From my observations most people new to Wi-Fi think that the AP is in charge and controls the network. Depending on your point of view this is unfortunately not the case. APs and clients are on equal ground when it comes to accessing the communication medium (the air).
However, there once was a protocol that had it differently. The “point coordination” part of PCF really means “access point coordination”. PCF put the AP in charge by telling a client when it could and couldn’t talk. Think token ring for Wi-Fi. This isn’t a lettered amendment that can just be blindly ignored or deleted. PCF has always been (and still is) in the standard but never used as a contention mechanism.
HCCA (Hybrid Coordinated Channel Access)
When 802.11e (QoS) was introduced in 2005 it introduced a significant number of protocol additions to Wi-Fi.
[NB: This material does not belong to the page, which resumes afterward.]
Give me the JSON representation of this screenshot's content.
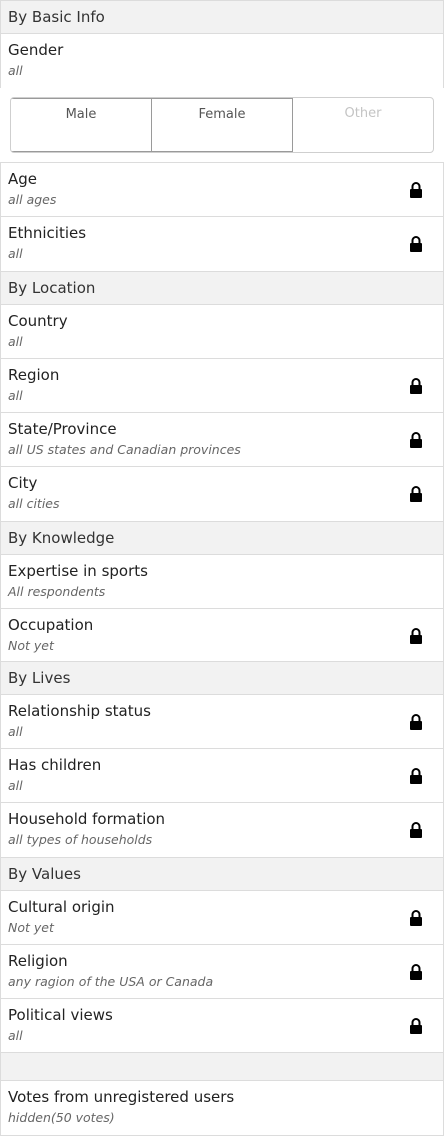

Originally, QoS was going to fall within 802.11i (Security) but it was split out when it was realized that both topics were very complicated.
The two main methods for achieving QoS in 802.11e are EDCA (Enhanced DCF Channel Access) and HCCA. EDCA is a math-modified version of the contention system that has been used since Wi-Fi’s inception. It is how QoS is done today. HCCA was a modified version of PCF Mode (see above) that allowed a weighted system for calling on the client STAs. The AP would know which devices were voice, video best effort and background and it would call upon them in an efficient manner to guarantee those access categories. Guarantee is an interesting word there because EDCA cannot guarantee a class of service; it can only give statistical probability to each access category.
I have to give mad props to my man Ben Miller. He told me very early on that HCCA was never going to be implemented. I didn’t really understand why because it was, at least from a QoS perspective, superior to EDCA. But sure enough, about a year later the IEEE removed HCCA from 802.11e.
It’s been fun to think back about all the stuff that we had to learn (Thanks Devin!) but never really got to put to good use… until now.